Wiosna pełną parą, wszędzie pachnie, kolorowo, świeżo , więc i zdrowo :)
A jak przyjemnie można by wspomóc oczyszczenie swego organizmu ???
MMMMmmmmm błonnik !!!!!
A ten błonnik w dużych ilościach znajduje się w pełnych ziarnach zbóż, otrębach, bakaliach, owocach i warzywach. I właśnie takie zdrowe co nie co urokliwie pachnące, słodziutkie i zdrowe postanowiłam szybciutko ukleić :)

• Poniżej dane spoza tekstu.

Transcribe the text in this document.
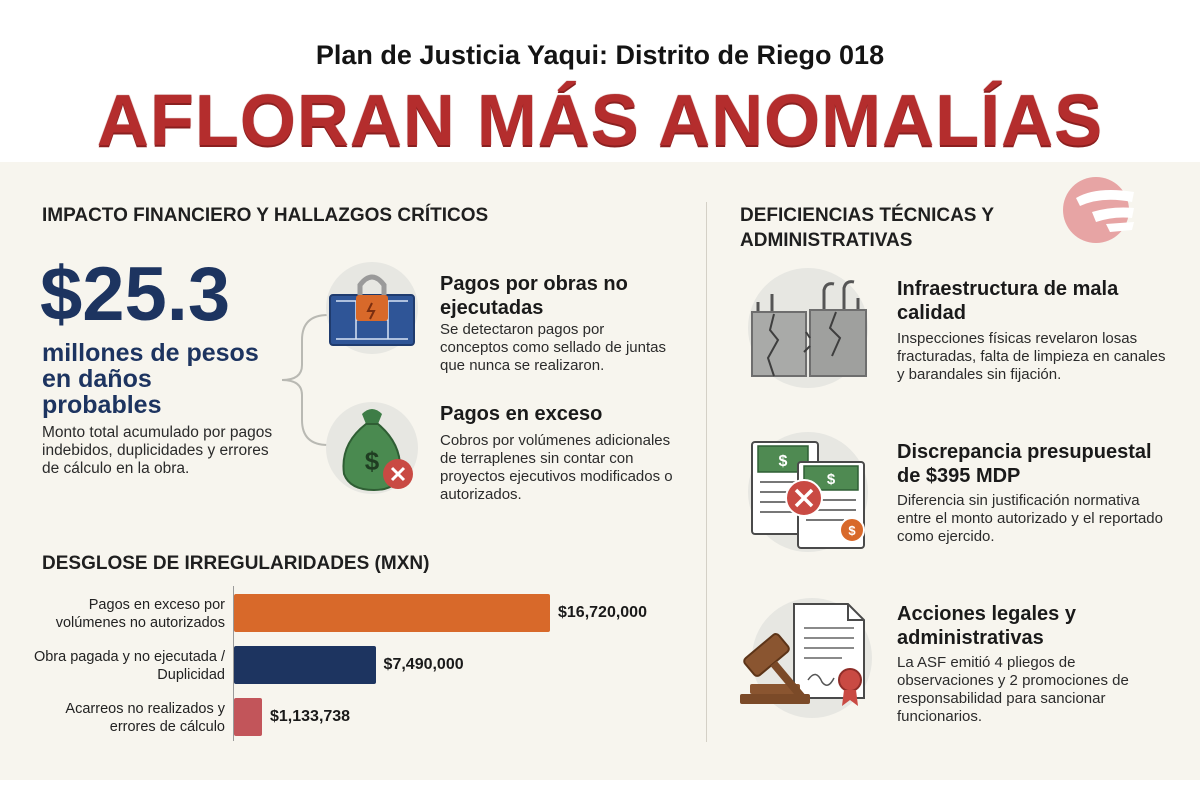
Plan de Justicia Yaqui: Distrito de Riego 018
AFLORAN MÁS ANOMALÍAS
IMPACTO FINANCIERO Y HALLAZGOS CRÍTICOS
$25.3
millones de pesos en daños probables
Monto total acumulado por pagos indebidos, duplicidades y errores de cálculo en la obra.
Pagos por obras no ejecutadas
Se detectaron pagos por conceptos como sellado de juntas que nunca se realizaron.
$
Pagos en exceso
Cobros por volúmenes adicionales de terraplenes sin contar con proyectos ejecutivos modificados o autorizados.
DESGLOSE DE IRREGULARIDADES (MXN)
Pagos en exceso por volúmenes no autorizados
Obra pagada y no ejecutada / Duplicidad
Acarreos no realizados y errores de cálculo
$16,720,000
$7,490,000
$1,133,738
DEFICIENCIAS TÉCNICAS Y ADMINISTRATIVAS
Infraestructura de mala calidad
Inspecciones físicas revelaron losas fracturadas, falta de limpieza en canales y barandales sin fijación.
$
$
$
Discrepancia presupuestal de $395 MDP
Diferencia sin justificación normativa entre el monto autorizado y el reportado como ejercido.
Acciones legales y administrativas
La ASF emitió 4 pliegos de observaciones y 2 promociones de responsabilidad para sancionar funcionarios.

I tu kolejny test dla produktów firmy Badapak . Dziś w ruch idą na prawdę pyszne i bardzo szlachetne orzechy Pecan (klik) . Uważam, że idealnie nadają się do wszelkiego rodzaju przepisów cukierniczych, a na pewno do ozdabiania ciast i ciasteczek, bo mają piękny elegancki kształt i są miękkie.
Polecam :)
Składniki (ok.28 szt.):
- 150 g płatków orkiszowych
- 20 g siemienia lnianego
- 15 g otrębów orkiszowych
- 1 jajko
- 1/2 średniego jabłka
- 1/2 średniej cukinii
- 100 g owoców suszonych (śliwki, wiśnie, rodzynki, morele)
- 30 g orzechów pecan - Pecany od Badapak (posiekać)
- 20 g pestek dynii
- 1,5 łyżki Stevi Gold we fluidzie
- 1 łyżeczka sody
- 1 płaska łyżeczka aromatu śmietankowego
Jabłko i cukinię zetrzeć na drobnych oczkach.
Połączyć w naczyniu płatki, siemię lniane, otręby. Do sypkich składników dodać papkę warzywno-owocową, następnie jajko, a na samym końcu dodać resztę składników.
Odłożyć na 10-15 min by płatki mogły nawilgnąć. Piekarnik nastawić na 180 C .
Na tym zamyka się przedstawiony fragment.